春のひだまりくらいに暖めた部屋の真ん中に、床が敷いてある。文紀はそこに横たわりながら、入って来た母の顔を見上げた。
「どう?具合は」
「うん、もう熱は大丈夫みたい…です」
そっと手のひらを額に添えると、柔らかい身体の熱が伝わってくる。
数日前にはもっと熱かったけれど、今はもう普段通りの温かさに戻っていた。
「すぐに良くなるわよ。咳とかくしゃみとかがなくて、良かったわね」
ふわっと甘い香りが、文紀の周りに漂って来た。
目をやると、あかねのそばに小さな盆が置いてあり、そこにある碗から匂いが漂っているようだった。
「はい、生姜入りの葛湯ね。熱いから気をつけるのよ」
母が差し出した碗を、文紀は両手で受け取る。
顔を近づけると、ぴりりと刺激的な香りもするが、口に運べばとろみのある甘い葛湯が、舌先を滑り落ちてゆるゆると喉奥へ流れ落ちた。

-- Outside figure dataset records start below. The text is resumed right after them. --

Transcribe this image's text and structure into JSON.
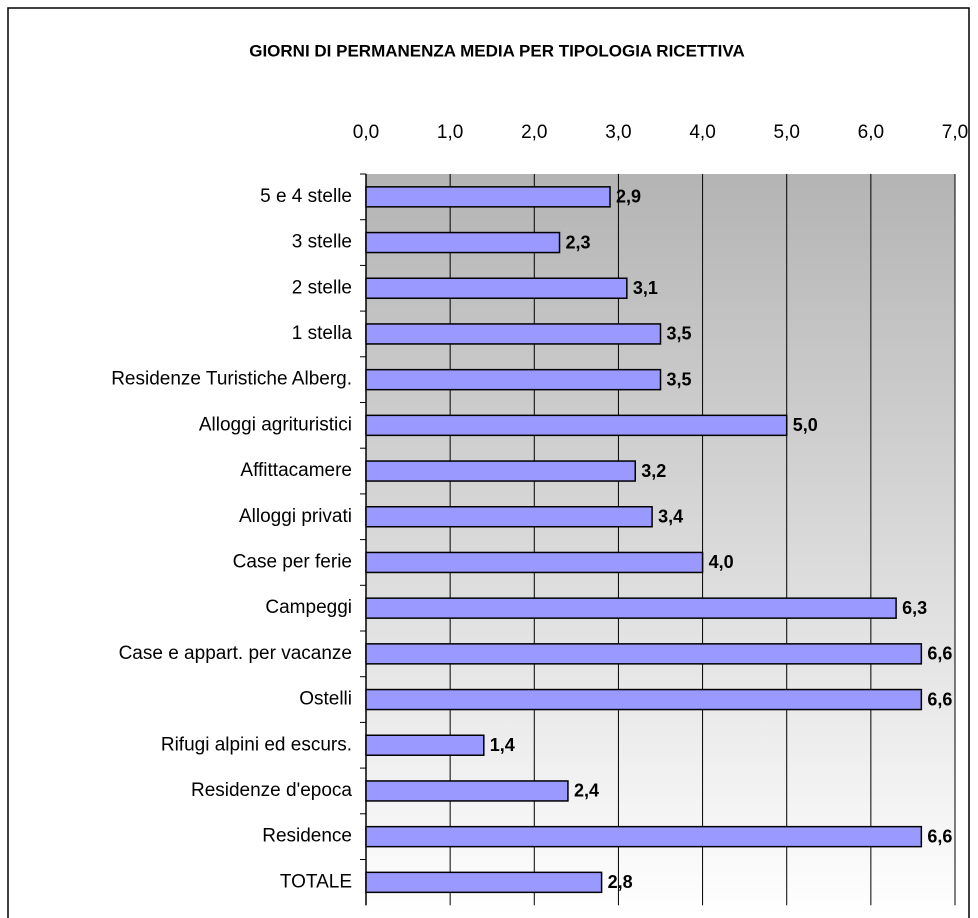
{
  "chart_data": {
    "type": "bar",
    "orientation": "horizontal",
    "title": "GIORNI DI PERMANENZA MEDIA PER TIPOLOGIA RICETTIVA",
    "categories": [
      "5 e 4 stelle",
      "3 stelle",
      "2 stelle",
      "1 stella",
      "Residenze Turistiche Alberg.",
      "Alloggi agrituristici",
      "Affittacamere",
      "Alloggi privati",
      "Case per ferie",
      "Campeggi",
      "Case e appart. per vacanze",
      "Ostelli",
      "Rifugi alpini ed escurs.",
      "Residenze d'epoca",
      "Residence",
      "TOTALE"
    ],
    "values": [
      2.9,
      2.3,
      3.1,
      3.5,
      3.5,
      5.0,
      3.2,
      3.4,
      4.0,
      6.3,
      6.6,
      6.6,
      1.4,
      2.4,
      6.6,
      2.8
    ],
    "value_labels": [
      "2,9",
      "2,3",
      "3,1",
      "3,5",
      "3,5",
      "5,0",
      "3,2",
      "3,4",
      "4,0",
      "6,3",
      "6,6",
      "6,6",
      "1,4",
      "2,4",
      "6,6",
      "2,8"
    ],
    "color": "#9999ff",
    "xlim": [
      0,
      7
    ],
    "xticks": [
      {
        "value": 0,
        "label": "0,0"
      },
      {
        "value": 1,
        "label": "1,0"
      },
      {
        "value": 2,
        "label": "2,0"
      },
      {
        "value": 3,
        "label": "3,0"
      },
      {
        "value": 4,
        "label": "4,0"
      },
      {
        "value": 5,
        "label": "5,0"
      },
      {
        "value": 6,
        "label": "6,0"
      },
      {
        "value": 7,
        "label": "7,0"
      }
    ],
    "grid": true
  }
}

「今日一日くらいは、ゆっくり寝ていた方が良いわね。明日になったら、千歳と一緒のお部屋に戻っても平気でしょ」
上に掛けた厚手の袿を重ね直しながら、あかねが話す声に耳を傾ける。
昨日は少しだるくて重かった身体は、もう殆ど普通どおりに戻っている。
ちょっとぼんやりしているのは、眠りすぎていたからだろう。
「何か食べられる?柔らかいお粥なら平気?」
「うん…多分」
「そう、良かった。これからはたくさんご飯食べて、体力をつけないとね」
先日イノリがやって来て、知人から分けてもらった野菜や干し肉を、ずいぶんと置いて行ってくれた。
寒さが厳しい冬には、市で物売りをする者も少なくなるし、売り歩く行商人の姿もない。
ある程度の蓄えは秋のうちに済ませているが、それでもこうして新鮮なものを分けてくれるのは有り難い事だ。

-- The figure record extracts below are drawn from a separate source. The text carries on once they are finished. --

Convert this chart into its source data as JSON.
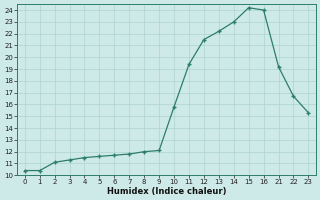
{
  "x_data": [
    0,
    1,
    2,
    3,
    4,
    5,
    6,
    7,
    8,
    9,
    10,
    11,
    12,
    13,
    14,
    15,
    16,
    17,
    18,
    19
  ],
  "y_data": [
    10.4,
    10.4,
    11.1,
    11.3,
    11.5,
    11.6,
    11.7,
    11.8,
    12.0,
    12.1,
    15.8,
    19.4,
    21.5,
    22.2,
    23.0,
    24.2,
    24.0,
    19.2,
    16.7,
    15.3
  ],
  "xtick_positions": [
    0,
    1,
    2,
    3,
    4,
    5,
    6,
    7,
    8,
    9,
    10,
    11,
    12,
    13,
    14,
    15,
    16,
    17,
    18,
    19
  ],
  "xtick_labels": [
    "0",
    "1",
    "2",
    "3",
    "4",
    "5",
    "6",
    "7",
    "8",
    "9",
    "10",
    "11",
    "12",
    "13",
    "14",
    "15",
    "16",
    "21",
    "22",
    "23"
  ],
  "xlim": [
    -0.5,
    19.5
  ],
  "ylim": [
    10,
    24.5
  ],
  "yticks": [
    10,
    11,
    12,
    13,
    14,
    15,
    16,
    17,
    18,
    19,
    20,
    21,
    22,
    23,
    24
  ],
  "xlabel": "Humidex (Indice chaleur)",
  "line_color": "#2d7d6e",
  "bg_color": "#ceeae8",
  "grid_color": "#aed4d0"
}
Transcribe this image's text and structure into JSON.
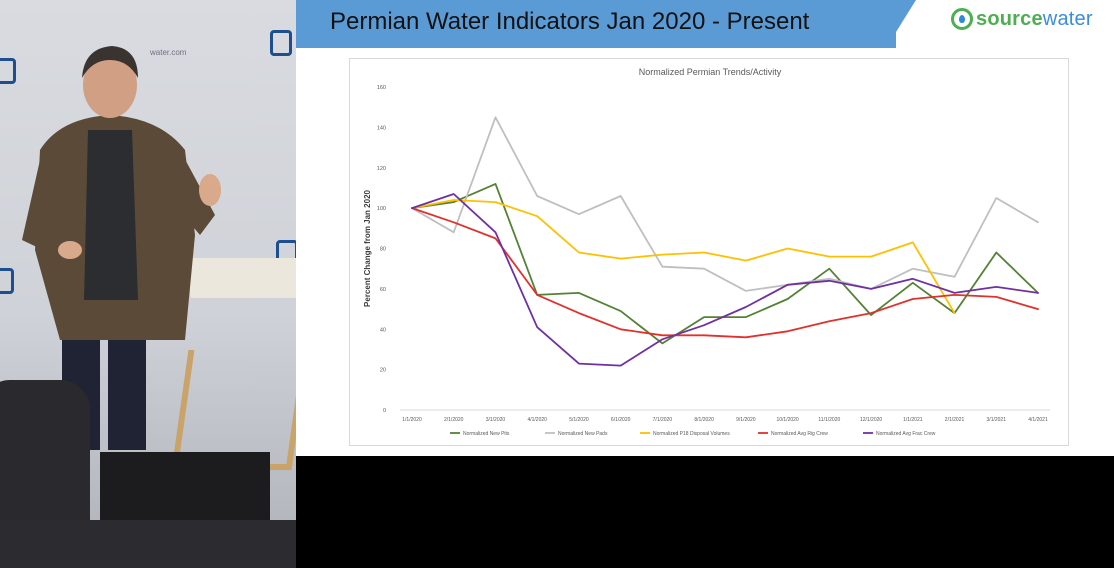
{
  "slide": {
    "title": "Permian Water Indicators Jan 2020 - Present",
    "logo_part1": "source",
    "logo_part2": "water"
  },
  "backdrop": {
    "text": "water.com"
  },
  "colors": {
    "title_bar": "#5b9bd5",
    "logo_green": "#4caf50",
    "logo_blue": "#3a8dd8"
  },
  "chart_data": {
    "type": "line",
    "title": "Normalized Permian Trends/Activity",
    "xlabel": "",
    "ylabel": "Percent Change from Jan 2020",
    "ylim": [
      0,
      160
    ],
    "yticks": [
      0,
      20,
      40,
      60,
      80,
      100,
      120,
      140,
      160
    ],
    "grid": false,
    "legend_position": "bottom",
    "x": [
      "1/1/2020",
      "2/1/2020",
      "3/1/2020",
      "4/1/2020",
      "5/1/2020",
      "6/1/2020",
      "7/1/2020",
      "8/1/2020",
      "9/1/2020",
      "10/1/2020",
      "11/1/2020",
      "12/1/2020",
      "1/1/2021",
      "2/1/2021",
      "3/1/2021",
      "4/1/2021"
    ],
    "series": [
      {
        "name": "Normalized New Pits",
        "color": "#548235",
        "values": [
          100,
          103,
          112,
          57,
          58,
          49,
          33,
          46,
          46,
          55,
          70,
          47,
          63,
          48,
          78,
          58
        ]
      },
      {
        "name": "Normalized New Pads",
        "color": "#bfbfbf",
        "values": [
          100,
          88,
          145,
          106,
          97,
          106,
          71,
          70,
          59,
          62,
          65,
          60,
          70,
          66,
          105,
          93
        ]
      },
      {
        "name": "Normalized P18 Disposal Volumes",
        "color": "#ffc000",
        "values": [
          100,
          104,
          103,
          96,
          78,
          75,
          77,
          78,
          74,
          80,
          76,
          76,
          83,
          48,
          null,
          null
        ]
      },
      {
        "name": "Normalized Avg Rig Crew",
        "color": "#e0312d",
        "values": [
          100,
          93,
          85,
          57,
          48,
          40,
          37,
          37,
          36,
          39,
          44,
          48,
          55,
          57,
          56,
          50
        ]
      },
      {
        "name": "Normalized Avg Frac Crew",
        "color": "#7030a0",
        "values": [
          100,
          107,
          88,
          41,
          23,
          22,
          35,
          42,
          51,
          62,
          64,
          60,
          65,
          58,
          61,
          58
        ]
      }
    ]
  }
}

風邪をこじらせた文紀のために、少し具だくさんの粥を作ってやろう。
ネギやショウガ、青菜や根菜も小さめに刻んで、出汁は何にしようか。

「母上…」
かすかな文紀の声に、あかねはすぐに後ろを振り向いた。
「どうしたの?具合まだ悪い?」
「ううん、そうじゃないけど。あの……まゆきは、どうしてるかなあって」
「まゆき?元気よ?今、祥穂さんと千歳が一緒に遊んであげているんだけれど、まゆきがどうかしたの?」
葛湯の碗を両手で包みながら、文紀は少しうつむき加減。
手のひらのぬくもりを、じっと見つめて肩を落としている。
「まゆきに僕の風邪が移っちゃってたら、どうしようかと思って、ずっと気になってて…。千歳は?千歳にも移ってたりしてないですか?」
「大丈夫大丈夫。全然元気だから、安心してらっしゃい」
あかねの答えに、ようやく文紀はほうっとした顔をした。

文紀がやや熱っぽいと気付いたのは、いつもと同じようにまゆきをあやしている時だった。
夕食の用意をしている間、子どもたちには居間で遊んでいてもらったのだが、あかねが汁物の鍋を持って部屋に入って来たとき、文紀の顔が二人よりも赤らんでいたのを、おかしいと感じたのである。
すぐに文紀を呼び、さっきのように額に手を当ててみた。
残念ながらこの京では、体温計なんていう文明の利器は存在しない。
原始的であるが、こうして手のひらで体温を計るしか方法は無いのだ。
今年は連年よりも寒さが厳しい。
年の暮れから雪が多く、左近衛府大将として出仕する友雅も、道を遮られて困ることがしばしば。
近所や内裏内でも、冷えから来る風邪をこじらせている者が多い、と聞かされていたところだった。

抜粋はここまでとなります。